The Mindfulness and Acceptance Workbook for Anxiety has one purpose: to help you live better, more fully, more richly. Your life is calling on you to make that choice, and the skills in this workbook can help you make it happen. Find out how your mind can trap you, keeping you stuck and struggling in anxiety and fear. Learn to nurture your capacity for acceptance, mindfulness, kindness, and compassion. Use these qualities to shift your focus away from anxiety and onto what you really want your life to be about. As you do, your life will get bigger as your anxious suffering gets smaller. No matter what kind of anxiety problem you're struggling with, this workbook can guide you toward a more vibrant and purposeful life.

"...Highly recommended for all those struggling with worry, anxiety, and fear." - David H. Barlow, Ph.D., professor of psychology and psychiatry at Boston University and author of Anxiety and Its Disorders.

"...a "must-read" for anyone encountering anxiety as a barrier to a leading a fuller life." - Zindel Segal, Ph.D., Morgan Firestone Chair in Psychotherpy at the University of Toronto and author of The Mindful Way Through Depression.

From the Publisher
Building on the success of their book for professionals, leaders in the field of acceptance and commitment therapy (ACT) John Forsyth and Georg Eifert present this exciting and innovative ACT workbook to general readers.
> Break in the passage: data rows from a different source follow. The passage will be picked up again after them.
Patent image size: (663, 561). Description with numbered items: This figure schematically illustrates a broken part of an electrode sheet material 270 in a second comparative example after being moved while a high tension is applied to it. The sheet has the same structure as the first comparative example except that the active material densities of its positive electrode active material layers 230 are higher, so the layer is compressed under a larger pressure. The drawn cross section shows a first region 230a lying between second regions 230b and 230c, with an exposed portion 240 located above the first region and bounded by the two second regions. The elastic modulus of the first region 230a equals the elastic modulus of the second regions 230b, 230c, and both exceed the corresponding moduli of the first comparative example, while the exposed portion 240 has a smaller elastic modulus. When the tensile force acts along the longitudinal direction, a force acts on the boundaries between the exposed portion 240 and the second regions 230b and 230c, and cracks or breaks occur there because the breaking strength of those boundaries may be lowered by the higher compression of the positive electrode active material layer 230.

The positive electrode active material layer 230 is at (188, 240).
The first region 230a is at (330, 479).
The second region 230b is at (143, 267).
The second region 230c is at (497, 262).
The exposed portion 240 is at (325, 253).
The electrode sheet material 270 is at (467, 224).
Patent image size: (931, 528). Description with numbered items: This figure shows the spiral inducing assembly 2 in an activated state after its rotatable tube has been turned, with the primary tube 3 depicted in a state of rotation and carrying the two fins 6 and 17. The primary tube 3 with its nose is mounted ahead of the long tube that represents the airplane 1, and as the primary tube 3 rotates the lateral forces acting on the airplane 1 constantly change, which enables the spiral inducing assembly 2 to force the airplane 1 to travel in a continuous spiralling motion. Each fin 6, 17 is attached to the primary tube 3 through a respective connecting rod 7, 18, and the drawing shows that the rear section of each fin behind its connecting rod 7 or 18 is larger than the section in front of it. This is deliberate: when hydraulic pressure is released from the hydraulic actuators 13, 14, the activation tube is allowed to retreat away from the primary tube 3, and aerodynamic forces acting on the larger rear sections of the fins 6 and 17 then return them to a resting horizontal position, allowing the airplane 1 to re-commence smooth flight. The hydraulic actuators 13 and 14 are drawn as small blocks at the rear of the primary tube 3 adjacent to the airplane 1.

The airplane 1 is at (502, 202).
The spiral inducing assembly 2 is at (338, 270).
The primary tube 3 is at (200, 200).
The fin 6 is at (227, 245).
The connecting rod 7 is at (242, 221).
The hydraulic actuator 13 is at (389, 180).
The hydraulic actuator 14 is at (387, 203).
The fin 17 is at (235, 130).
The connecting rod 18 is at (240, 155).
It is the first self-help workbook to adapt the revolutionary techniques of ACT into a powerful program readers can use to overcome any of the anxiety disorders.

Another good one for self-help is "The Worry Trap: How to Free Yourself from Worry & Anxiety using Acceptance and Commitment Therapy" (Paperback) by Chad LeJune (Author).
 

flake__

Well-known member
:eek: this is mostly my attitude! This should be the top therapy with SA not CBT. I am working with this one spiritual guy who applies all these same techniques, maybe he is a bit better than ACT, but if anyone is going to try CBT...try this first it's much less effort and mental anguish and will probably give you more results.